The following example of the Java configuration registers and initializes the DispatcherServlet, which is auto-detected by the Servlet container.

public class MyWebApplicationInitializer implements WebApplicationInitializer {
@Override
public void onStartup(ServletContext servletContext) {
// Load Spring web application configuration
AnnotationConfigWebApplicationContext context = new AnnotationConfigWebApplicationContext();
context.register(AppConfig.class);
// Create and register the DispatcherServlet
DispatcherServlet servlet = new DispatcherServlet(context);
ServletRegistration.Dynamic registration = servletContext.addServlet("app", servlet);
registration.setLoadOnStartup(1);
registration.addMapping("/app/*");
}
}

What is @Controller annotation in spring?

The @Controller annotation is a Spring stereotype annotation that indicates that a class serves as a web controller. It is primarily used in Spring MVC applications to mark classes as handlers for HTTP requests. When a class is annotated with @Controller, it can be scanned by the Spring container to identify its methods as potential handlers for specific HTTP requests.

Spring MVC provides an annotation-based programming model where @Controller and @RestController components use annotations to express request mappings, request input, exception handling, and more. Annotated controllers have flexible method signatures and do not have to extend base classes nor implement specific interfaces. The following example shows a controller defined by annotations:

e.g.

@Controller
public class HelloController {
@GetMapping("/hello")
public String handle(Model model) {
model.addAttribute("message", "Hello World!");
return "index";
}
}

How Controller map appropriate methods to incoming requests?

You can use the @RequestMapping annotation to map requests to controller methods. It has various attributes to match by URL, HTTP method, request parameters, headers, and media types. You can use it at the class level to express shared mappings or at the method level to narrow down to a specific endpoint mapping.Request Mapping Process:

There are also HTTP method-specific shortcut variants of @RequestMapping:

@GetMapping

@PostMapping

@PutMapping

@DeleteMapping

@PatchMapping

Request Reception: The DispatcherServlet receives an incoming HTTP request containing the request URI, HTTP method (GET, POST, PUT, DELETE, etc.), and request parameters.

Mapping Lookup: The DispatcherServlet utilizes a HandlerMapping component to lookup the appropriate handler method for the received request. The HandlerMapping maintains a registry of mappings between request patterns and handler methods.

Pattern Matching: The HandlerMapping compares the request URI and HTTP method against the registered request patterns. It uses pattern matching rules to identify the most specific matching pattern.
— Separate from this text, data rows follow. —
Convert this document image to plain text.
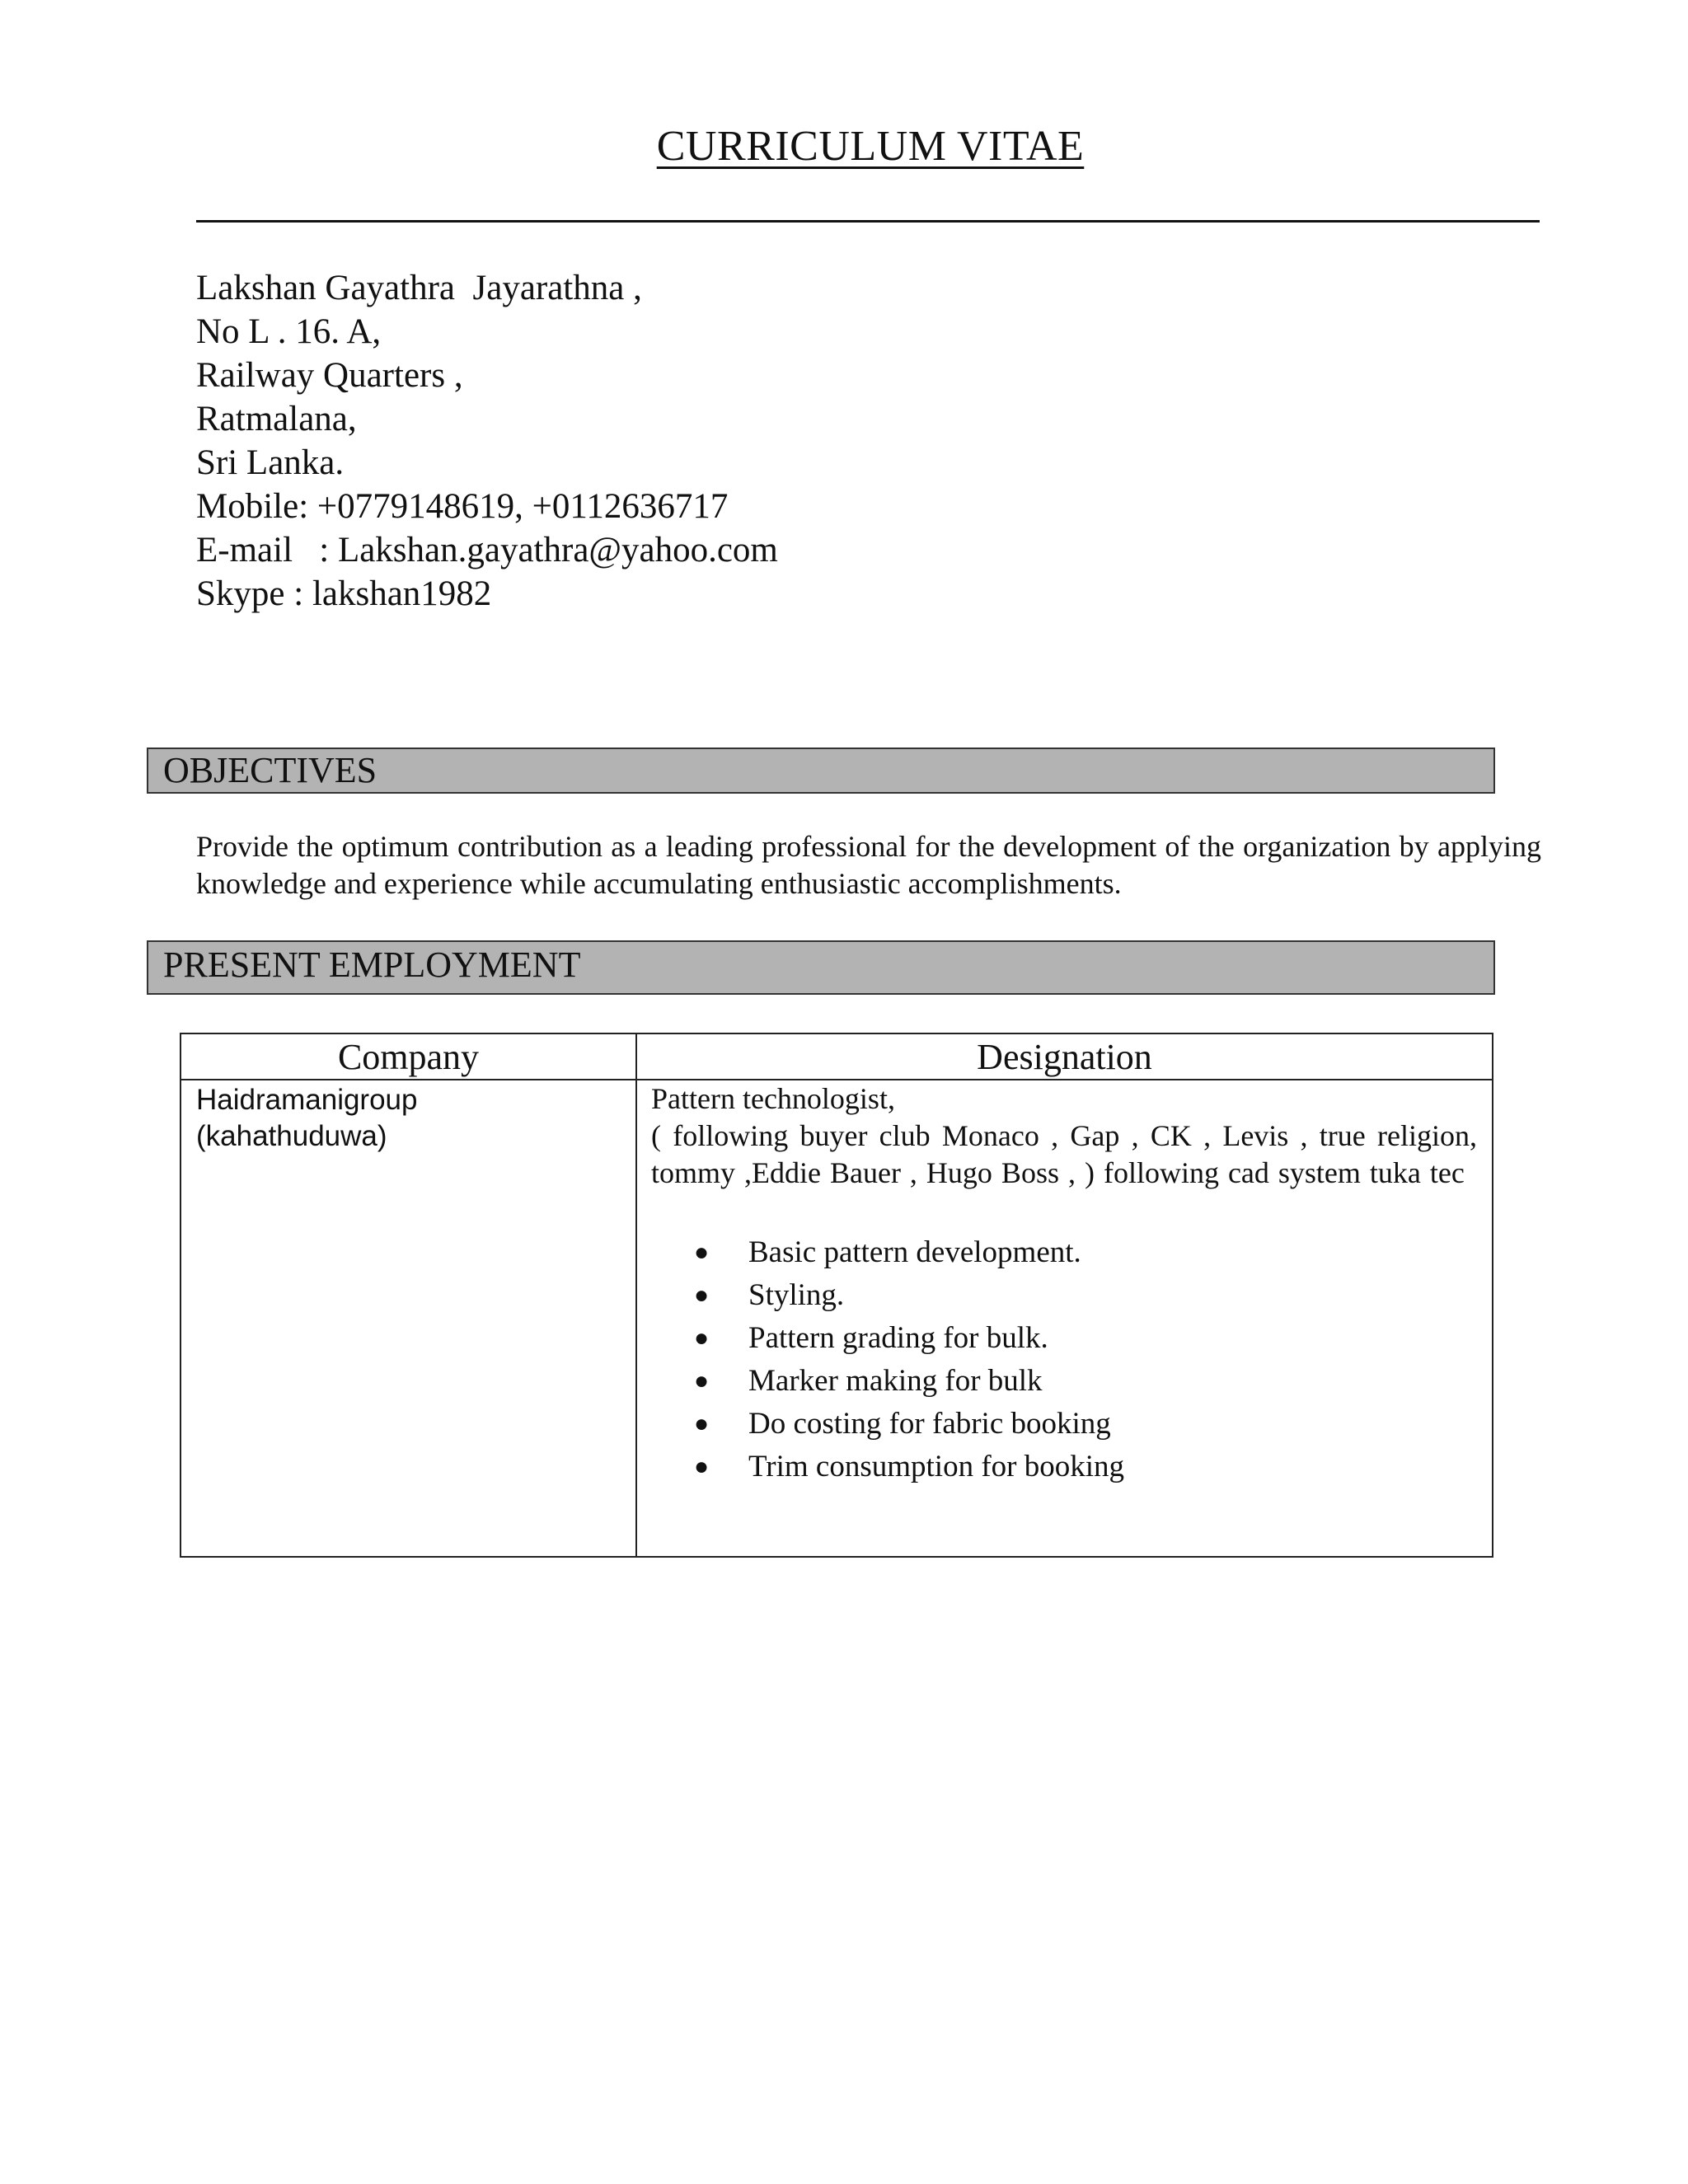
CURRICULUM VITAE
Lakshan Gayathra  Jayarathna ,
No L . 16. A,
Railway Quarters ,
Ratmalana,
Sri Lanka.
Mobile: +0779148619, +0112636717
E-mail   : Lakshan.gayathra@yahoo.com
Skype : lakshan1982
OBJECTIVES
Provide the optimum contribution as a leading professional for the development of the organization by applying knowledge and experience while accumulating enthusiastic accomplishments.
PRESENT EMPLOYMENT
Company	Designation
Haidramanigroup
(kahathuduwa)
Pattern technologist,
( following buyer club Monaco , Gap , CK , Levis , true religion, tommy ,Eddie Bauer , Hugo Boss , ) following cad system tuka tec
● Basic pattern development.
● Styling.
● Pattern grading for bulk.
● Marker making for bulk
● Do costing for fabric booking
● Trim consumption for booking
Handler Method Identification: Once the matching pattern is identified, the HandlerMapping retrieves the corresponding handler method from its registry. This handler method is the one responsible for handling the incoming request.

Method Invocation: The DispatcherServlet invokes the identified handler method, passing the request object as an argument. The handler method processes the request’s logic and generates an appropriate response.

Response Handling: After the handler method completes its execution, the DispatcherServlet receives the generated response object. It prepares the response by setting appropriate headers and content, and sends the response back to the client.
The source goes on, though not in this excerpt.